Foraging Hymenoptera use a hierarchy of cues to orient over long and short distances (Lehrer 1998). Our results suggest that the sun is dominant over other orientation cues available to dung beetles, because they react immediately to reflected sunlight (Fig. 3a). Even when the polarised sky is still visible they turn approximately 180° while viewing a full rotating skylight polarisation pattern, which they ignore in favour of the sun. When polarised light is absent, beetles reoriented to a moved light source (Fig. 3b). Nevertheless, because they maintain a variety of angles to the sun in the field, their response to the sun is considered to be menotactic (Fig. 3c).

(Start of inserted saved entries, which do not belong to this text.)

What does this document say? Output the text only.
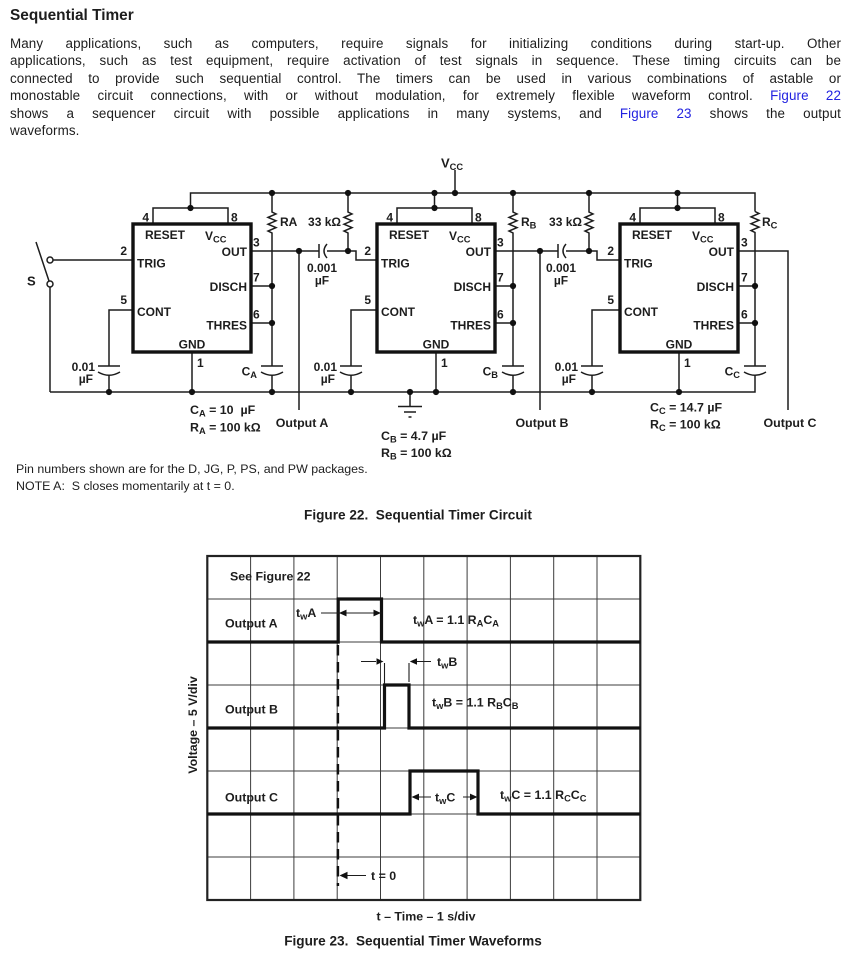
Sequential Timer
Many applications, such as computers, require signals for initializing conditions during start-up. Other
applications, such as test equipment, require activation of test signals in sequence. These timing circuits can be
connected to provide such sequential control. The timers can be used in various combinations of astable or
monostable circuit connections, with or without modulation, for extremely flexible waveform control. Figure 22
shows a sequencer circuit with possible applications in many systems, and Figure 23 shows the output
waveforms.
VCC
S
RESET $V_{CC}$
TRIG
OUT
DISCH
CONT
THRES
GND
4	8
2
3
7
5
6
1
RESET $V_{CC}$
TRIG
OUT
DISCH
CONT
THRES
GND
4	8
2
3
7
5
6
1
RESET $V_{CC}$
TRIG
OUT
DISCH
CONT
THRES
GND
4	8
2
3
7
5
6
1
RA 33 kΩ	$R_B$ 33 kΩ	$R_C$
0.001
µF
0.001
µF
0.01
µF
0.01
µF
0.01
µF
$C_A$	$C_B$	$C_C$
$C_A = 10$  µF
$R_A = 100$ kΩ
$C_B = 4.7$ µF
$R_B = 100$ kΩ
$C_C = 14.7$ µF
$R_C = 100$ kΩ
Output A	Output B	Output C
Pin numbers shown are for the D, JG, P, PS, and PW packages.
NOTE A:  S closes momentarily at t = 0.
Figure 22.  Sequential Timer Circuit
See Figure 22
Output A
Output B
Output C
$t_wA$
$t_wB$
$t_wC$
$t_wA = 1.1$ $R_AC_A$
$t_wB = 1.1$ $R_BC_B$
$t_wC = 1.1$ $R_CC_C$
t = 0
t – Time – 1 s/div
Voltage – 5 V/div
Figure 23.  Sequential Timer Waveforms
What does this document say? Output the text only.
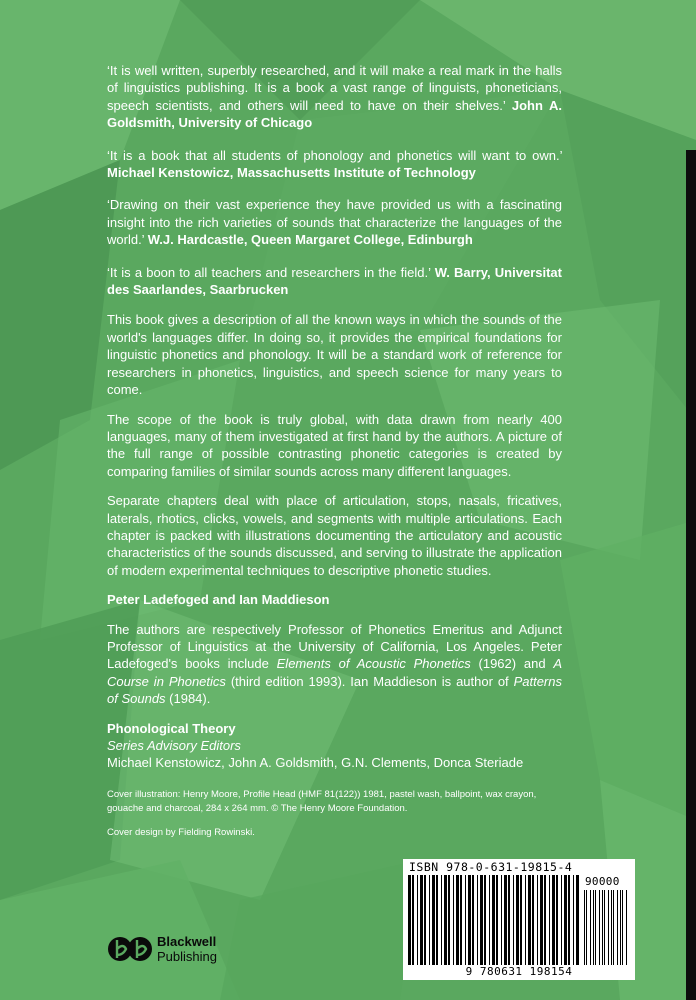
‘It is well written, superbly researched, and it will make a real mark in the halls of linguistics publishing. It is a book a vast range of linguists, phoneticians, speech scientists, and others will need to have on their shelves.’ John A. Goldsmith, University of Chicago

‘It is a book that all students of phonology and phonetics will want to own.’ Michael Kenstowicz, Massachusetts Institute of Technology

‘Drawing on their vast experience they have provided us with a fascinating insight into the rich varieties of sounds that characterize the languages of the world.’ W.J. Hardcastle, Queen Margaret College, Edinburgh

‘It is a boon to all teachers and researchers in the field.’ W. Barry, Universitat des Saarlandes, Saarbrucken

This book gives a description of all the known ways in which the sounds of the world's languages differ. In doing so, it provides the empirical foundations for linguistic phonetics and phonology. It will be a standard work of reference for researchers in phonetics, linguistics, and speech science for many years to come.

The scope of the book is truly global, with data drawn from nearly 400 languages, many of them investigated at first hand by the authors. A picture of the full range of possible contrasting phonetic categories is created by comparing families of similar sounds across many different languages.

Separate chapters deal with place of articulation, stops, nasals, fricatives, laterals, rhotics, clicks, vowels, and segments with multiple articulations. Each chapter is packed with illustrations documenting the articulatory and acoustic characteristics of the sounds discussed, and serving to illustrate the application of modern experimental techniques to descriptive phonetic studies.

Peter Ladefoged and Ian Maddieson

The authors are respectively Professor of Phonetics Emeritus and Adjunct Professor of Linguistics at the University of California, Los Angeles. Peter Ladefoged's books include Elements of Acoustic Phonetics (1962) and A Course in Phonetics (third edition 1993). Ian Maddieson is author of Patterns of Sounds (1984).

Phonological Theory
Series Advisory Editors
Michael Kenstowicz, John A. Goldsmith, G.N. Clements, Donca Steriade

Cover illustration: Henry Moore, Profile Head (HMF 81(122)) 1981, pastel wash, ballpoint, wax crayon, gouache and charcoal, 284 x 264 mm. © The Henry Moore Foundation.

Cover design by Fielding Rowinski.

Blackwell
Publishing
ISBN 978-0-631-19815-4
90000
9 780631 198154
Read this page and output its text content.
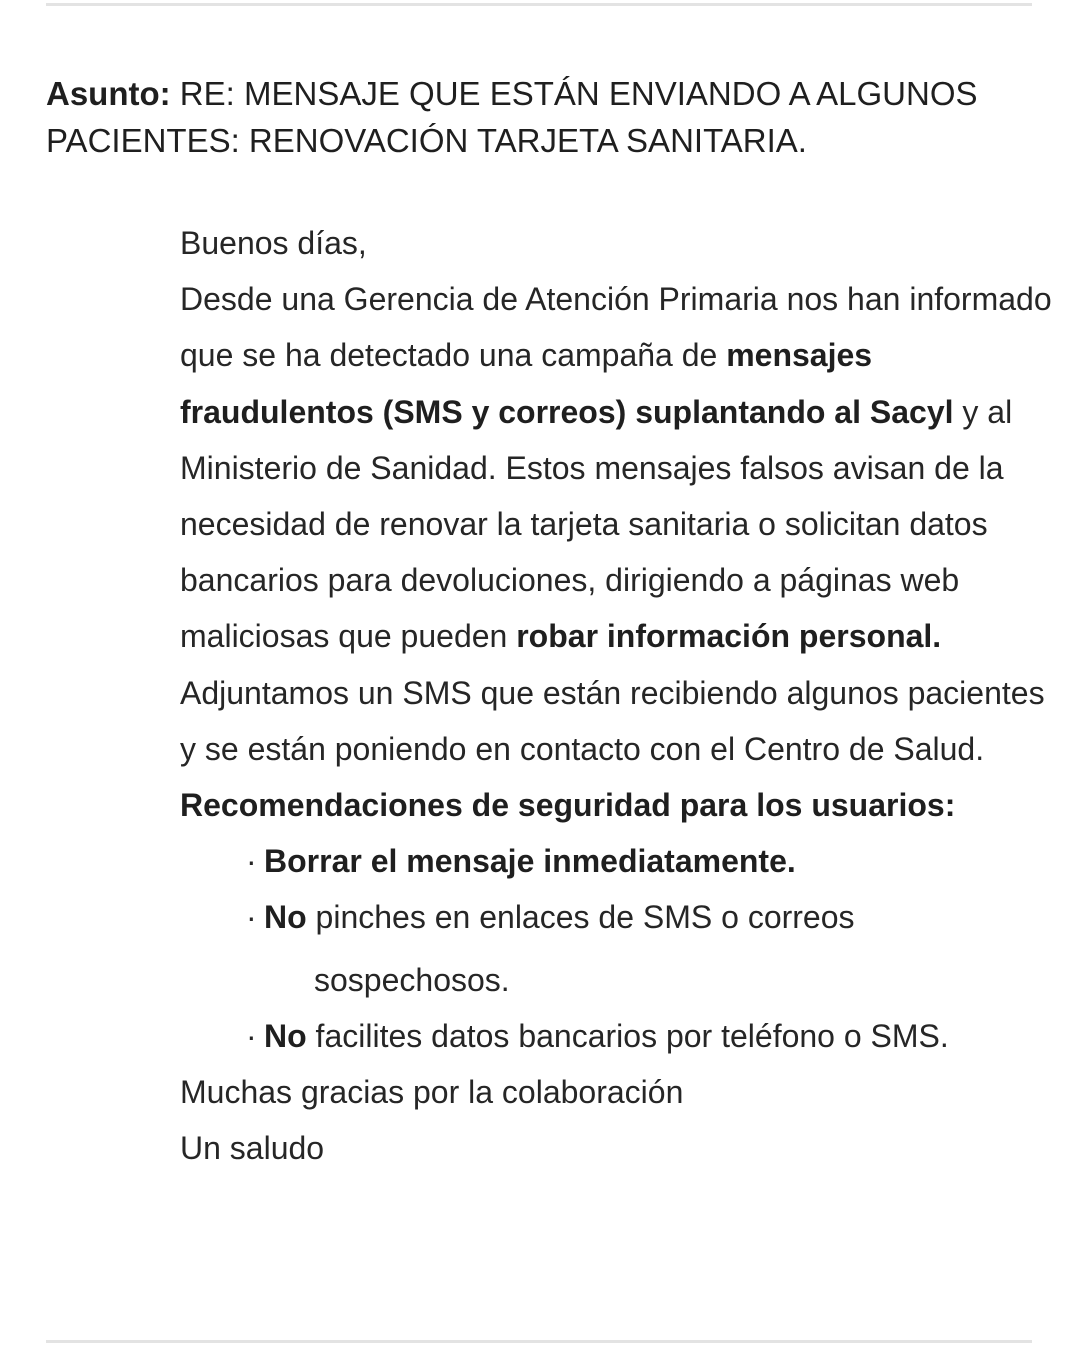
Asunto: RE: MENSAJE QUE ESTÁN ENVIANDO A ALGUNOS PACIENTES: RENOVACIÓN TARJETA SANITARIA.

Buenos días,

Desde una Gerencia de Atención Primaria nos han informado que se ha detectado una campaña de mensajes fraudulentos (SMS y correos) suplantando al Sacyl y al Ministerio de Sanidad. Estos mensajes falsos avisan de la necesidad de renovar la tarjeta sanitaria o solicitan datos bancarios para devoluciones, dirigiendo a páginas web maliciosas que pueden robar información personal.

Adjuntamos un SMS que están recibiendo algunos pacientes y se están poniendo en contacto con el Centro de Salud.

Recomendaciones de seguridad para los usuarios:

· Borrar el mensaje inmediatamente.

· No pinches en enlaces de SMS o correos
sospechosos.

· No facilites datos bancarios por teléfono o SMS.

Muchas gracias por la colaboración

Un saludo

Geisler (1961), found individuals of Geotrupes silvaticus (Scarabaeidae) to consistently select a particular angle when walking on a sphere towards a light source. This suggests that sun orientation is a basic and widely shared trait within the Scarabaeidae, and one that has been incorporated into different behaviours within the family. Opposite turning responses were found in Geotrupes depending on which portion of the eye was illuminated, suggesting that a particular portion of the eye must be stimulated to maintain a fixed angle to the sun (Fraenkel and Gunn 1961). However, some species, such as Garreta unicolor can change their rolling position by turning around and pulling the ball backwards towards themselves, which moves the sun to a completely new position on the eye. G. unicolor did not perform significantly differently to the other species in any of these trials, in its ability to orient along a chosen bearing. Even though innate orientation responses may be hardwired into the small brains of invertebrates, they are nevertheless capable of modification or suppression within individuals to allow for improvisation (Lehrer 1997).

Conclusion

Ball rolling is considered to be a derived behaviour (Cambefort 1991), performed by only about 10% of mainly tropical and subtropical dung beetle species (Bernon 1981). The sun has been shown here to be an important orientation cue for ball-rolling dung beetles, and is almost sufficient on its own for accurate orientation. However, under certain circumstances it emerges that orientation is also influenced by polarised light (M. Dacke, P. Nordström and C. Scholtz, unpublished observations). A synergy between these and other different responses, with flexibility allowing for improvisation (Campan 1997) will result in a biologically meaningful orientation for dung beetles. We predict that a hierarchy of celestial and terrestrial cues can be used by Scarabaeinae for straight line ball rolling, and propose that the orientation behaviours, and the underlying morphological features found in all Scarabaeidae, have been incorporated into the unique ball-rolling behaviour of the Scarabaeinae to orientate efficiently away from a food source.